ON PARADE—A REPRESENTATIVE CLASS OF ONE OF NEW YORK’S RIDING SCHOOLS.
In a later edition of the “Autocrat of the Breakfast Table,” from which the foregoing quotation is made, Dr. Holmes adds in a foot note: “Since the days when this was written, the bicycle has appeared as the rival of the wherry. The boat flies like a sea bird with its long, narrow, outstretched pinions; the bicycle rider, like feathered Mercury with his wings on his feet.”
THE GIRL OF THE PERIOD CAN RIDE AS WELL AS DANCE.
These are eloquent tributes to boating and to cycling, and well deserved they are; but after all, for refined sport in its highest development one must turn to that most exhilarating of all pleasures—horseback riding. That this view is held by those whose income is sufficient to warrant the indulgence of their tastes is evidenced by the enormous growth in horsemanship in America within the last few years. It is hardly too much to say that it is now regarded as quite as important in a social sense for young men and young women to be proficient in riding as in dancing.
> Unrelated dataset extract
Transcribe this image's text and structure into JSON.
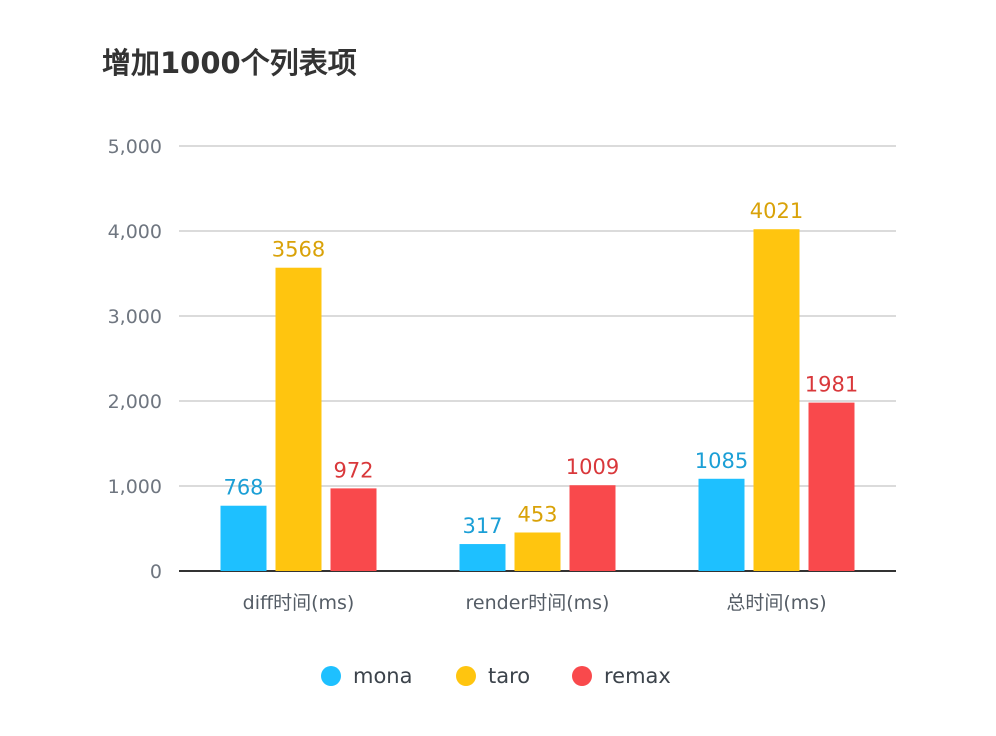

Rowing, yachting, swimming, and tennis, it is true, share its popularity in the midsummer months, but riding is an all the year round sport—a sport that in the cool months of spring and fall, and the colder months of winter, has no rival among all the forms of outdoor exercise. And, indeed, I know of no other pleasure on a brisk, cool day that gives the physical invigoration, the keen enjoyment, and the ruddy glow to be obtained from a gallop in the park. But to get the fullest pleasure the rider must be well mounted and well trained in his art. He should have his own horse—an animal with light, springy action and graceful movement, one that pleases the eye, too, for pleasure comes not alone from a sense of exercise. Furthermore, the rider and his horse should be on good terms. The latter, if an animal of good temper and intelligence, is sure to do his part well when the proper overtures are made to him—when he is treated kindly and wisely, and is made to understand clearly what he is expected to do. With such an understanding between rider and horse each enters into the sport with spirit and zest, with a mutual confidence and mutual desire for an exhilarating dash that rewards each alike with—as Dr. Holmes says of boating—“the most luxurious form of locomotion indulged to an embodied spirit.”
THE PROPRIETOR OF A NEW YORK ACADEMY.
This degree of pleasure is not within the compass of the novice—not within the grasp of the man of bad temper and coarse mental composition, who hasn’t the confidence and love of his horse—not within the bounds of possibility to him who rides a school horse, which is, as a rule, little more than a hack—a horse in appearance, to be sure, but not a horse in the finer instincts and finer feelings of the carefully bred and well cared for animal.